Silent Storm wrote: ↑10 Nov 2017, 18:41
Ennis wrote: ↑09 Nov 2017, 18:08
When paired with WDCs he has come up short every time. His single WDC came up against Massa. Oddly enough, Alonso absolutely butchered both he & Massa when paired with him. I know F1 driver maths doesn't add up, but when you have a relatively comparable Kimi & Massa, and then an elite driver destroying them in relatively equal measure, it's at least a decent indicator that when both Kimi & Massa were highly rated it was more of a result of being in what must have been a very good car whilst coupled with an average, but not yet found out to be average, yardstick.
I don't think Kimi vs Alonso and Massa vs Alonso is as straight forward as it looks,
Massa never had any balance issues in that Ferrari, whenever he crashed it was due to his own mistakes and not because he wasn't comfortable with the balance, he was just plain slow, compare it to 2014,
This sort of posts get you your precious internet points here. Raikkonen should have been fired from Ferrari mid-way '14 season against Alonso, just after Canada spin (which he BTW replicated year later). Is that too straightforward?
About the most absurd statement ever (the one in bold font). Here's your balance problems lowlights, mostly racecraft (half from memory), pick those against Alonso if you want to check this "not too straightforward" season and points or pace are not enough, bonus - avoided penalties
:
- Monaco '14 - crashes on his own at the hairpin, reverses into Magnussen damaging his FW - reprimand
- Monaco '16 - crash on his own - the same place + two collisions, driving slowly broken car on the racing line, no penalty
- Silverstone 15 - goes off, comes back on track, spins on his own, crashes and collects Massa and some other cars - no penalty
- Canada '14 spin at the hairpin
- Canada '15 spin at the hairpin
- Baku '16 - stupid self inflicted penalty, loses to Perez anyway, FI vs Ferrari which car was better?
- Canada '17, lost position at the start, first laps goes off, loses one more ~ joint best car vs FI and RB
- Austria '15 crash on the first lap, the one when ended up on Alonso - no penalty
- Baku '17 - collision on the first lap
- Spain '17 - collision + the end on the first lap
- Bahrain '17 starts fifth, seventh on the first lap
- Russia 15 - Bottas crash - just awful, blame the car balance on that.

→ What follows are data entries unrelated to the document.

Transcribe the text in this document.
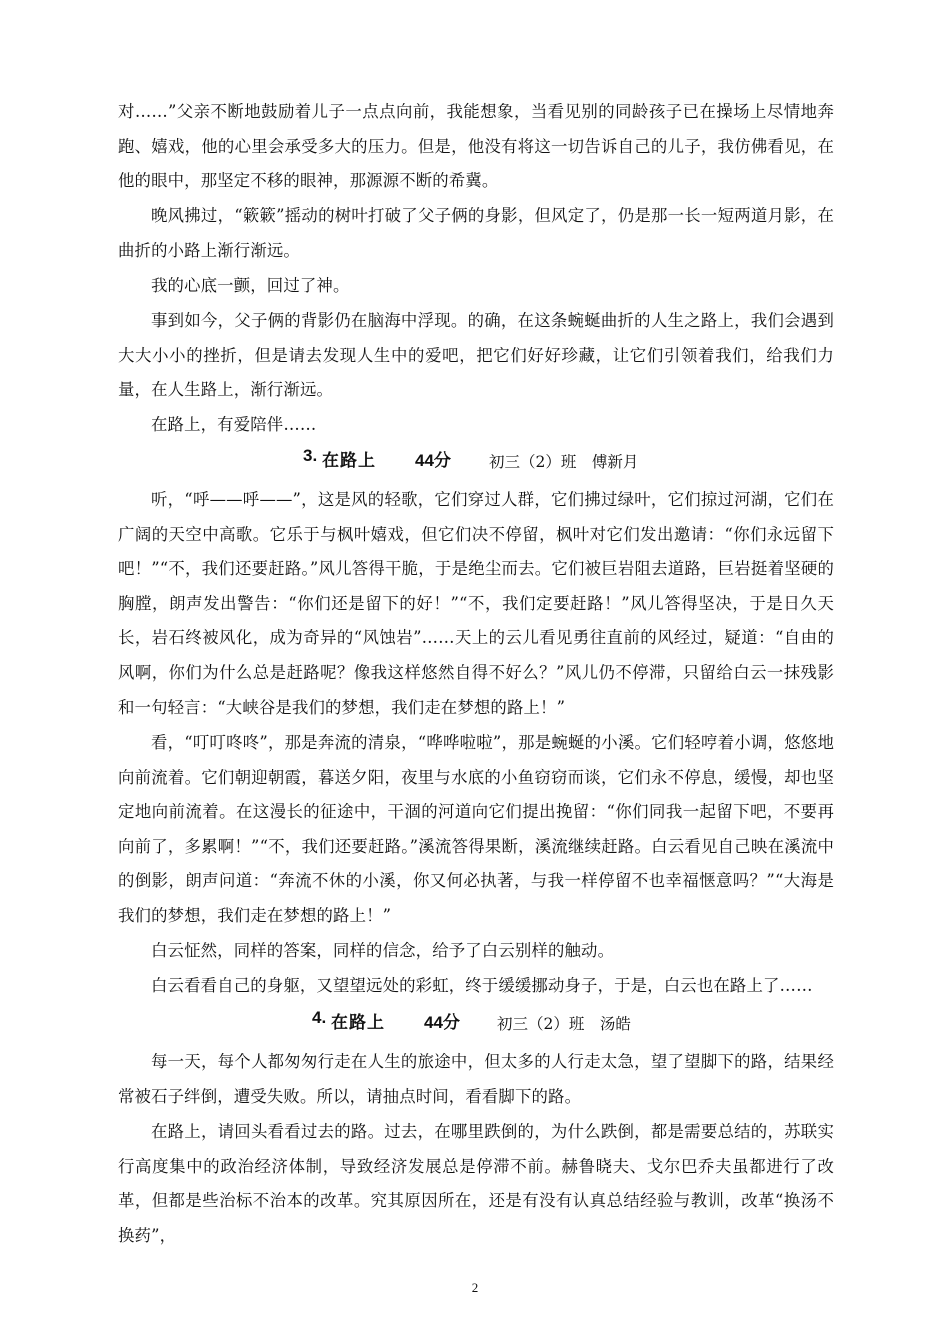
对……”父亲不断地鼓励着儿子一点点向前，我能想象，当看见别的同龄孩子已在操场上尽情地奔跑、嬉戏，他的心里会承受多大的压力。但是，他没有将这一切告诉自己的儿子，我仿佛看见，在他的眼中，那坚定不移的眼神，那源源不断的希冀。

晚风拂过，“簌簌”摇动的树叶打破了父子俩的身影，但风定了，仍是那一长一短两道月影，在曲折的小路上渐行渐远。

我的心底一颤，回过了神。

事到如今，父子俩的背影仍在脑海中浮现。的确，在这条蜿蜒曲折的人生之路上，我们会遇到大大小小的挫折，但是请去发现人生中的爱吧，把它们好好珍藏，让它们引领着我们，给我们力量，在人生路上，渐行渐远。

在路上，有爱陪伴……

3. 在路上 44分 初三（2）班　傅新月

听，“呼——呼——”，这是风的轻歌，它们穿过人群，它们拂过绿叶，它们掠过河湖，它们在广阔的天空中高歌。它乐于与枫叶嬉戏，但它们决不停留，枫叶对它们发出邀请：“你们永远留下吧！”“不，我们还要赶路。”风儿答得干脆，于是绝尘而去。它们被巨岩阻去道路，巨岩挺着坚硬的胸膛，朗声发出警告：“你们还是留下的好！”“不，我们定要赶路！”风儿答得坚决，于是日久天长，岩石终被风化，成为奇异的“风蚀岩”……天上的云儿看见勇往直前的风经过，疑道：“自由的风啊，你们为什么总是赶路呢？像我这样悠然自得不好么？”风儿仍不停滞，只留给白云一抹残影和一句轻言：“大峡谷是我们的梦想，我们走在梦想的路上！”

看，“叮叮咚咚”，那是奔流的清泉，“哗哗啦啦”，那是蜿蜒的小溪。它们轻哼着小调，悠悠地向前流着。它们朝迎朝霞，暮送夕阳，夜里与水底的小鱼窃窃而谈，它们永不停息，缓慢，却也坚定地向前流着。在这漫长的征途中，干涸的河道向它们提出挽留：“你们同我一起留下吧，不要再向前了，多累啊！”“不，我们还要赶路。”溪流答得果断，溪流继续赶路。白云看见自己映在溪流中的倒影，朗声问道：“奔流不休的小溪，你又何必执著，与我一样停留不也幸福惬意吗？”“大海是我们的梦想，我们走在梦想的路上！”

白云怔然，同样的答案，同样的信念，给予了白云别样的触动。

白云看看自己的身躯，又望望远处的彩虹，终于缓缓挪动身子，于是，白云也在路上了……

4. 在路上 44分 初三（2）班　汤皓

每一天，每个人都匆匆行走在人生的旅途中，但太多的人行走太急，望了望脚下的路，结果经常被石子绊倒，遭受失败。所以，请抽点时间，看看脚下的路。

在路上，请回头看看过去的路。过去，在哪里跌倒的，为什么跌倒，都是需要总结的，苏联实行高度集中的政治经济体制，导致经济发展总是停滞不前。赫鲁晓夫、戈尔巴乔夫虽都进行了改革，但都是些治标不治本的改革。究其原因所在，还是有没有认真总结经验与教训，改革“换汤不换药”，

2
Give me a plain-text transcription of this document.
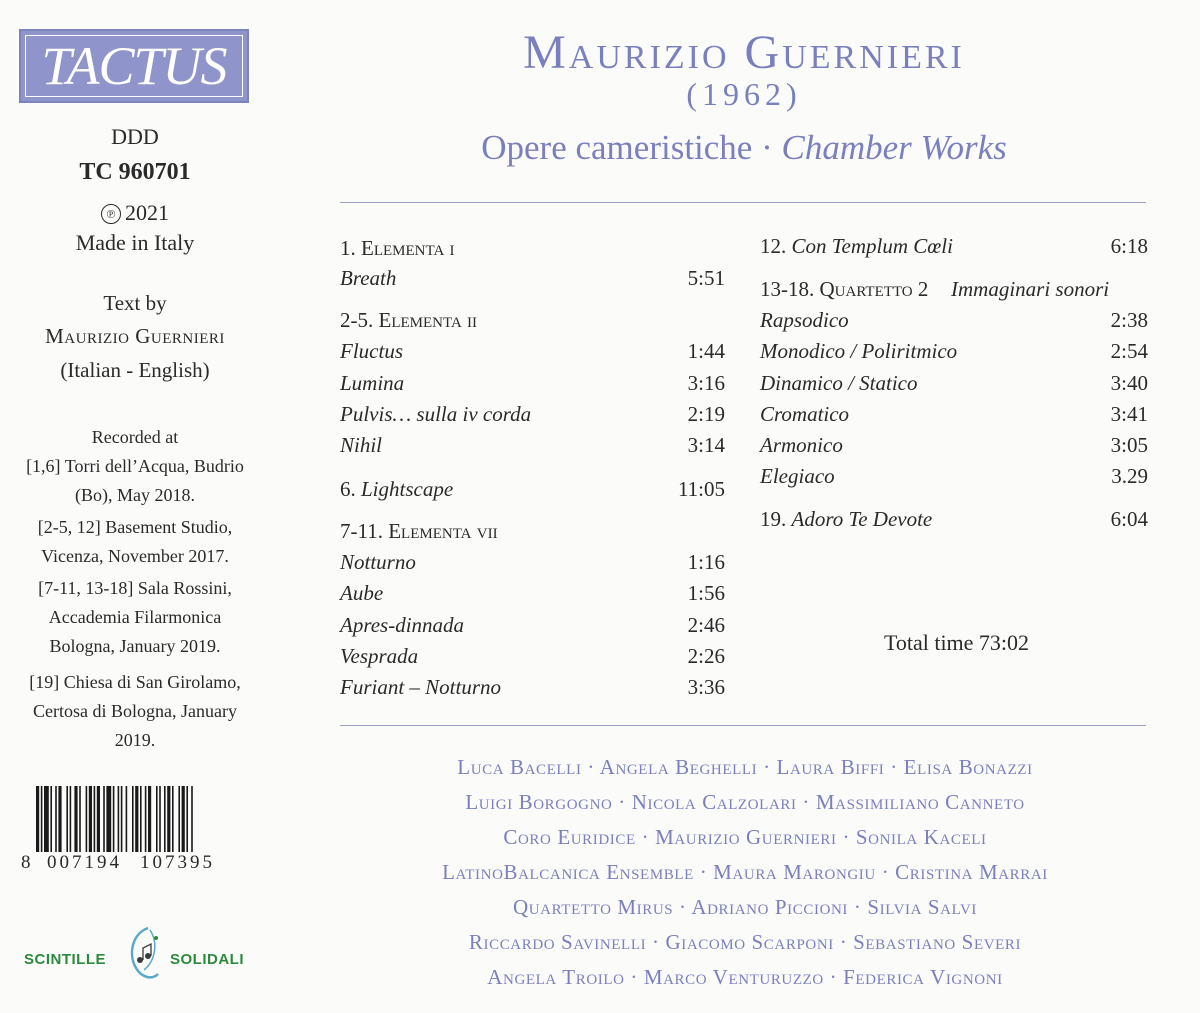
TACTUS
DDD
TC 960701
℗ 2021
Made in Italy
Text by
Maurizio Guernieri
(Italian - English)
Recorded at
[1,6] Torri dell’Acqua, Budrio (Bo), May 2018.
[2-5, 12] Basement Studio, Vicenza, November 2017.
[7-11, 13-18] Sala Rossini, Accademia Filarmonica Bologna, January 2019.
[19] Chiesa di San Girolamo, Certosa di Bologna, January 2019.
8 007194 107395
SCINTILLE	SOLIDALI
Maurizio Guernieri
(1962)
Opere cameristiche · Chamber Works
1. Elementa i
Breath	5:51
2-5. Elementa ii
Fluctus	1:44
Lumina	3:16
Pulvis… sulla iv corda	2:19
Nihil	3:14
6. Lightscape	11:05
7-11. Elementa vii
Notturno	1:16
Aube	1:56
Apres-dinnada	2:46
Vesprada	2:26
Furiant – Notturno	3:36
12. Con Templum Cœli	6:18
13-18. Quartetto 2 Immaginari sonori
Rapsodico	2:38
Monodico / Poliritmico	2:54
Dinamico / Statico	3:40
Cromatico	3:41
Armonico	3:05
Elegiaco	3.29
19. Adoro Te Devote	6:04
Total time 73:02
Luca Bacelli · Angela Beghelli · Laura Biffi · Elisa Bonazzi
Luigi Borgogno · Nicola Calzolari · Massimiliano Canneto
Coro Euridice · Maurizio Guernieri · Sonila Kaceli
LatinoBalcanica Ensemble · Maura Marongiu · Cristina Marrai
Quartetto Mirus · Adriano Piccioni · Silvia Salvi
Riccardo Savinelli · Giacomo Scarponi · Sebastiano Severi
Angela Troilo · Marco Venturuzzo · Federica Vignoni
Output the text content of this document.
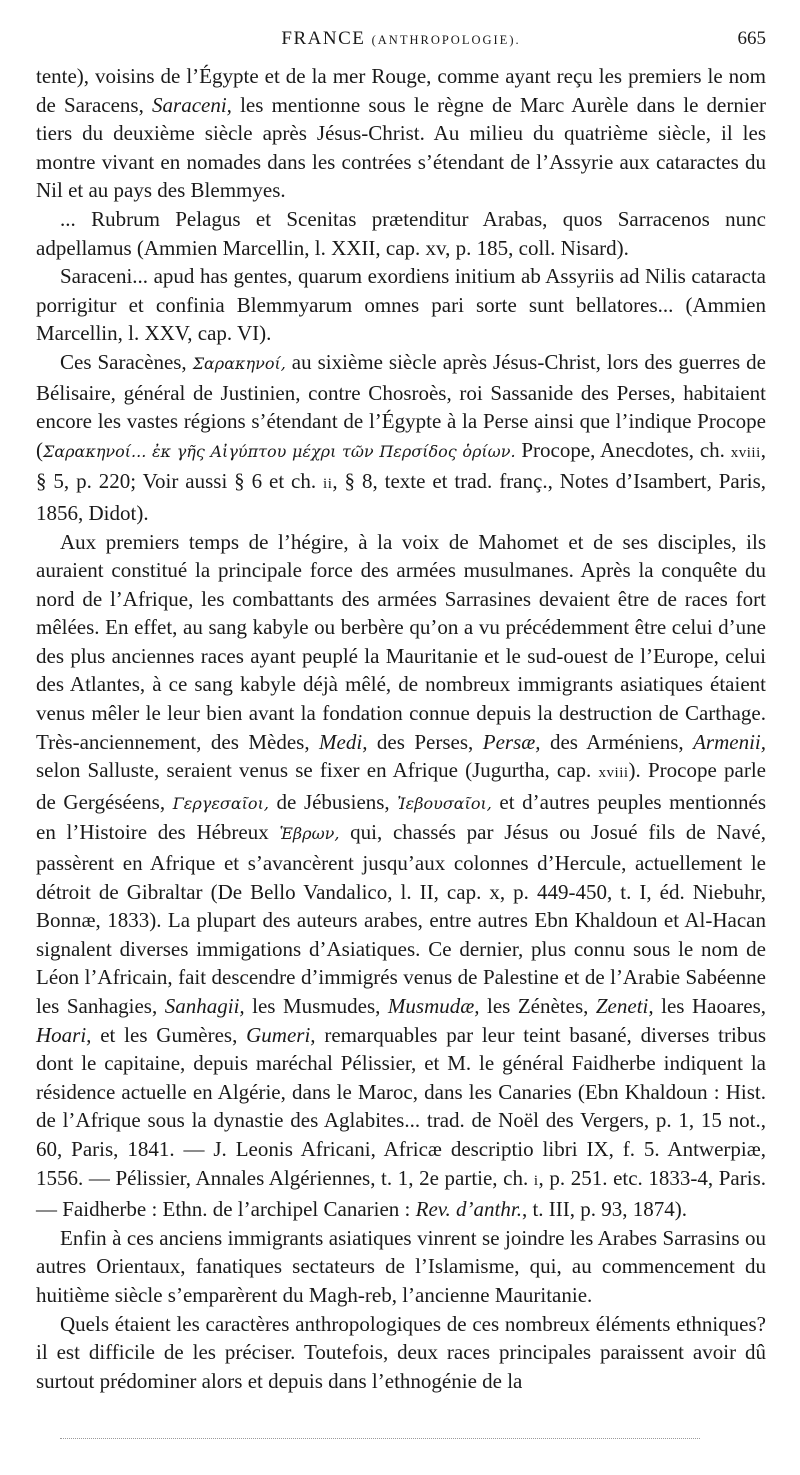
FRANCE (ANTHROPOLOGIE).	665

tente), voisins de l’Égypte et de la mer Rouge, comme ayant reçu les premiers le nom de Saracens, Saraceni, les mentionne sous le règne de Marc Aurèle dans le dernier tiers du deuxième siècle après Jésus-Christ. Au milieu du quatrième siècle, il les montre vivant en nomades dans les contrées s’étendant de l’Assyrie aux cataractes du Nil et au pays des Blemmyes.

... Rubrum Pelagus et Scenitas prætenditur Arabas, quos Sarracenos nunc adpellamus (Ammien Marcellin, l. XXII, cap. xv, p. 185, coll. Nisard).

Saraceni... apud has gentes, quarum exordiens initium ab Assyriis ad Nilis cataracta porrigitur et confinia Blemmyarum omnes pari sorte sunt bellatores... (Ammien Marcellin, l. XXV, cap. VI).

Ces Saracènes, Σαρακηνοί, au sixième siècle après Jésus-Christ, lors des guerres de Bélisaire, général de Justinien, contre Chosroès, roi Sassanide des Perses, habitaient encore les vastes régions s’étendant de l’Égypte à la Perse ainsi que l’indique Procope (Σαρακηνοί... ἐκ γῆς Αἰγύπτου μέχρι τῶν Περσίδος ὁρίων. Procope, Anecdotes, ch. xviii, § 5, p. 220; Voir aussi § 6 et ch. ii, § 8, texte et trad. franç., Notes d’Isambert, Paris, 1856, Didot).

Aux premiers temps de l’hégire, à la voix de Mahomet et de ses disciples, ils auraient constitué la principale force des armées musulmanes. Après la conquête du nord de l’Afrique, les combattants des armées Sarrasines devaient être de races fort mêlées. En effet, au sang kabyle ou berbère qu’on a vu précédemment être celui d’une des plus anciennes races ayant peuplé la Mauritanie et le sud-ouest de l’Europe, celui des Atlantes, à ce sang kabyle déjà mêlé, de nombreux immigrants asiatiques étaient venus mêler le leur bien avant la fondation connue depuis la destruction de Carthage. Très-anciennement, des Mèdes, Medi, des Perses, Persæ, des Arméniens, Armenii, selon Salluste, seraient venus se fixer en Afrique (Jugurtha, cap. xviii). Procope parle de Gergéséens, Γεργεσαῖοι, de Jébusiens, Ἰεβουσαῖοι, et d’autres peuples mentionnés en l’Histoire des Hébreux Ἑβρων, qui, chassés par Jésus ou Josué fils de Navé, passèrent en Afrique et s’avancèrent jusqu’aux colonnes d’Hercule, actuellement le détroit de Gibraltar (De Bello Vandalico, l. II, cap. x, p. 449-450, t. I, éd. Niebuhr, Bonnæ, 1833). La plupart des auteurs arabes, entre autres Ebn Khaldoun et Al-Hacan signalent diverses immigations d’Asiatiques. Ce dernier, plus connu sous le nom de Léon l’Africain, fait descendre d’immigrés venus de Palestine et de l’Arabie Sabéenne les Sanhagies, Sanhagii, les Musmudes, Musmudæ, les Zénètes, Zeneti, les Haoares, Hoari, et les Gumères, Gumeri, remarquables par leur teint basané, diverses tribus dont le capitaine, depuis maréchal Pélissier, et M. le général Faidherbe indiquent la résidence actuelle en Algérie, dans le Maroc, dans les Canaries (Ebn Khaldoun : Hist. de l’Afrique sous la dynastie des Aglabites... trad. de Noël des Vergers, p. 1, 15 not., 60, Paris, 1841. — J. Leonis Africani, Africæ descriptio libri IX, f. 5. Antwerpiæ, 1556. — Pélissier, Annales Algériennes, t. 1, 2e partie, ch. i, p. 251. etc. 1833-4, Paris. — Faidherbe : Ethn. de l’archipel Canarien : Rev. d’anthr., t. III, p. 93, 1874).

Enfin à ces anciens immigrants asiatiques vinrent se joindre les Arabes Sarrasins ou autres Orientaux, fanatiques sectateurs de l’Islamisme, qui, au commencement du huitième siècle s’emparèrent du Magh-reb, l’ancienne Mauritanie.

Quels étaient les caractères anthropologiques de ces nombreux éléments ethniques? il est difficile de les préciser. Toutefois, deux races principales paraissent avoir dû surtout prédominer alors et depuis dans l’ethnogénie de la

- Russia -17 front row Ferrari - Bottas wins the race
- Monza '15 - front row - loses ~20 positions at the start
- Bahrain '16 - lost 2 positions at the start, no Ham, no Vettel
- China '16 - Q failure
- USA - 15 - crash on his own
- Brazil 16 - crash on his own
Instead of pointless graphs I suggest watching or re-watching races, checking lap times (Q + race), starts, basic racecraft, estimating performance compared to nearest competition or lack thereof, estimating potential of a car etc. and drawing conclusion.